Consumers don’t care for negative surprises. That’s why so many companies affix carefully worded warning labels on everyday goods, ranging from hot coffee cups to hand mixers. And for safety reasons, it’s also why Van Halen buried article 126, also known as the no-brown-M&M’s rider, in their performance contract in the 1980s – the article served as Van Halen’s tripwire: If a concert production crew failed the M&M’s test (a simple snack requirement), they couldn’t be trusted to implement the band’s detailed, precautionary stage requirements.
Informally, the Sahm Rule functions as a warning label for investors who are on the lookout for a recession. Here’s a bit on how it’s calculated and why it’s relevant today:
What Is the Sahm Rule?
The Sahm Rule was developed by economist Claudia Sahm back in 2019 to provide policymakers with a general framework with which to forecast a recession. Its application is quite simple: When the three-month average for the U.S. unemployment rate increases by 0.5% or more from its 12-month low, a recession is looming.
If you’re a believer in the Sahm Rule, you’ll be displeased to know that those conditions were triggered on Aug. 2, when the Labor Department reported an unemployment rate of 4.3%, surpassing the unemployment rate’s 12-month low by 0.53%.
Looking back over recessions over the past 70 years or so, the Sahm Rule has a good track record for lining up closely with recessions, although it’s not always exact. But for the 11 recessions between 1953 and 2020, the Sahm Rule triggered every time within eight months of the recession’s onset. On 10 of those occasions the rule was triggered after the onset of the recession.
To her credit, Claudia Sahm promptly clarified the rule’s current application in a Bloomberg opinion piece on Aug. 7: “The U.S. is not in a recession, despite the indicator bearing my name saying that it is. The Sahm Rule, which was triggered with Friday’s weaker-than-expected jobs report, joins a long list of economic tools skewed by the unusual disruptions of the past four and a half years.” She added, “That said – and I say this with a mixture of humility and concern – the Sahm Rule is still relevant. The risk of a recession is elevated, strengthening the case for the U.S. Federal Reserve to cut interest rates.”
2024 Recession Prognosis
Alex Grassino, head of global macro strategy at Manulife Investment Management, suggests the labor market is balanced now. “We think more about direction of travel than the current level. We’ve come from a clearly overheated environment where the employee/employer leverage dynamic was clearly tilted in favor of the worker; now it’s balanced to leaning slightly towards the employer. To us, the question is how much pronounced this cooling dynamic becomes,” Grassino says.
Still, for many investors, the word “recession” is unequivocally unwelcome. It’s why investor surveys poll for “recession watch,” and read-outs occasionally opine that a plurality of investors may possess a malady dubbed as the “recession obsession.”
Investors’ disdain for recessions do not lack merit, though. Many still recall the Great Recession, when the Dow Jones Industrial Average plummeted more than 50% between Oct. 9, 2007, and March 5, 2009.

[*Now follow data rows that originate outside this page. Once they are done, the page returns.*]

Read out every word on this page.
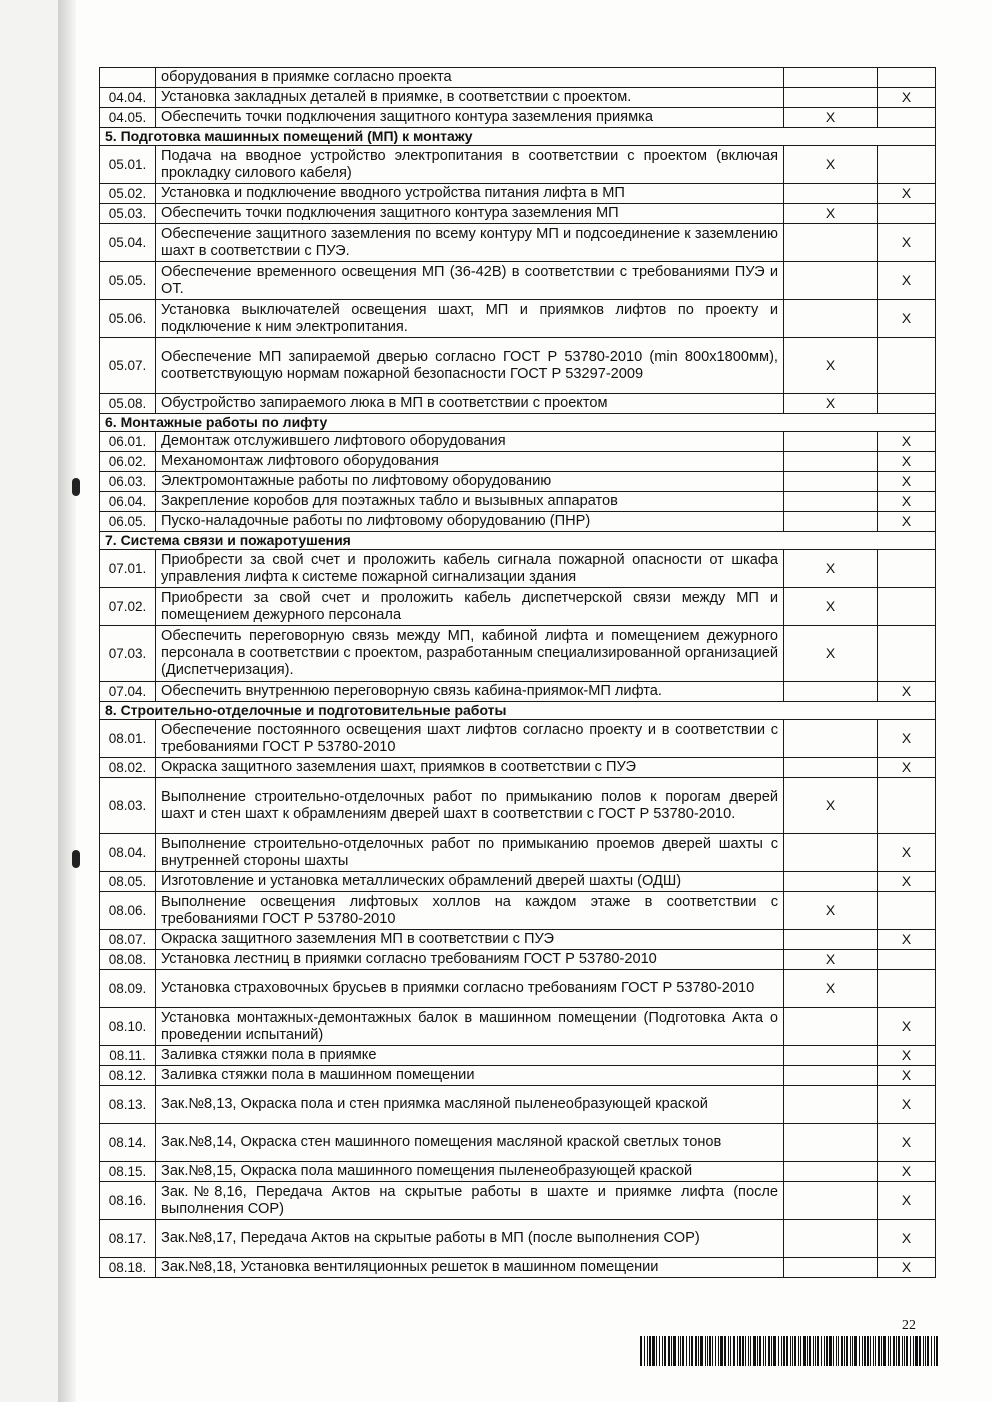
	оборудования в приямке согласно проекта		
04.04.	Установка закладных деталей в приямке, в соответствии с проектом.		X
04.05.	Обеспечить точки подключения защитного контура заземления приямка	X	
5. Подготовка машинных помещений (МП) к монтажу			
05.01.	Подача на вводное устройство электропитания в соответствии с проектом (включая прокладку силового кабеля)	X	
05.02.	Установка и подключение вводного устройства питания лифта в МП		X
05.03.	Обеспечить точки подключения защитного контура заземления МП	X	
05.04.	Обеспечение защитного заземления по всему контуру МП и подсоединение к заземлению шахт в соответствии с ПУЭ.		X
05.05.	Обеспечение временного освещения МП (36-42В) в соответствии с требованиями ПУЭ и ОТ.		X
05.06.	Установка выключателей освещения шахт, МП и приямков лифтов по проекту и подключение к ним электропитания.		X
05.07.	Обеспечение МП запираемой дверью согласно ГОСТ Р 53780-2010 (min 800x1800мм), соответствующую нормам пожарной безопасности ГОСТ Р 53297-2009	X	
05.08.	Обустройство запираемого люка в МП в соответствии с проектом	X	
6. Монтажные работы по лифту			
06.01.	Демонтаж отслужившего лифтового оборудования		X
06.02.	Механомонтаж лифтового оборудования		X
06.03.	Электромонтажные работы по лифтовому оборудованию		X
06.04.	Закрепление коробов для поэтажных табло и вызывных аппаратов		X
06.05.	Пуско-наладочные работы по лифтовому оборудованию (ПНР)		X
7. Система связи и пожаротушения			
07.01.	Приобрести за свой счет и проложить кабель сигнала пожарной опасности от шкафа управления лифта к системе пожарной сигнализации здания	X	
07.02.	Приобрести за свой счет и проложить кабель диспетчерской связи между МП и помещением дежурного персонала	X	
07.03.	Обеспечить переговорную связь между МП, кабиной лифта и помещением дежурного персонала в соответствии с проектом, разработанным специализированной организацией (Диспетчеризация).	X	
07.04.	Обеспечить внутреннюю переговорную связь кабина-приямок-МП лифта.		X
8. Строительно-отделочные и подготовительные работы			
08.01.	Обеспечение постоянного освещения шахт лифтов согласно проекту и в соответствии с требованиями ГОСТ Р 53780-2010		X
08.02.	Окраска защитного заземления шахт, приямков в соответствии с ПУЭ		X
08.03.	Выполнение строительно-отделочных работ по примыканию полов к порогам дверей шахт и стен шахт к обрамлениям дверей шахт в соответствии с ГОСТ Р 53780-2010.	X	
08.04.	Выполнение строительно-отделочных работ по примыканию проемов дверей шахты с внутренней стороны шахты		X
08.05.	Изготовление и установка металлических обрамлений дверей шахты (ОДШ)		X
08.06.	Выполнение освещения лифтовых холлов на каждом этаже в соответствии с требованиями ГОСТ Р 53780-2010	X	
08.07.	Окраска защитного заземления МП в соответствии с ПУЭ		X
08.08.	Установка лестниц в приямки согласно требованиям ГОСТ Р 53780-2010	X	
08.09.	Установка страховочных брусьев в приямки согласно требованиям ГОСТ Р 53780-2010	X	
08.10.	Установка монтажных-демонтажных балок в машинном помещении (Подготовка Акта о проведении испытаний)		X
08.11.	Заливка стяжки пола в приямке		X
08.12.	Заливка стяжки пола в машинном помещении		X
08.13.	Зак.№8,13, Окраска пола и стен приямка масляной пыленеобразующей краской		X
08.14.	Зак.№8,14, Окраска стен машинного помещения масляной краской светлых тонов		X
08.15.	Зак.№8,15, Окраска пола машинного помещения пыленеобразующей краской		X
08.16.	Зак.№8,16, Передача Актов на скрытые работы в шахте и приямке лифта (после выполнения СОР)		X
08.17.	Зак.№8,17, Передача Актов на скрытые работы в МП (после выполнения СОР)		X
08.18.	Зак.№8,18, Установка вентиляционных решеток в машинном помещении		X
22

For now, Wall Street still assigns a modest probability to a recession in 2024. J.P. Morgan recently put chances at 35% that a recession would emerge by the end of the year. S&P Global estimates there’s a 25% to 30% chance of a recession in the next 12 months. Manulife’s Grassino added, “When the Fed was almost solely committed to fighting inflation, we held a high-conviction view that tighter policy would force the economy into recession. We do still expect the U.S. economy to cool due to the lagged effects of policy tightening, but the balance of risks is a lot more benign than it was at the beginning of the year.”
One key advantage of the Sahm Rule is that it helps policymakers avoid overreacting to sudden data spikes. Multiple data points are required to make an informed decision about unemployment trends and what, if anything, these trends may spell for the economy.
Curious investors could take a cue from the Sahm Rule’s deliberative approach. Another “R” word, restraint, is on full display when the Sahm Rule is applied. Over time, restraint has paid off for many investors during recessions, too: During 16 of the last 31 recessions since the Civil War, the U.S. stock market experienced positive returns, according to data from Russell Investments Research.
Whether the somewhat obscure – but eerily timely – Sahm Rule marks the coming of another recession sometime soon is still up for debate, but given the rule’s historical accuracy, it gives investors a logical reason to at least be on their toes.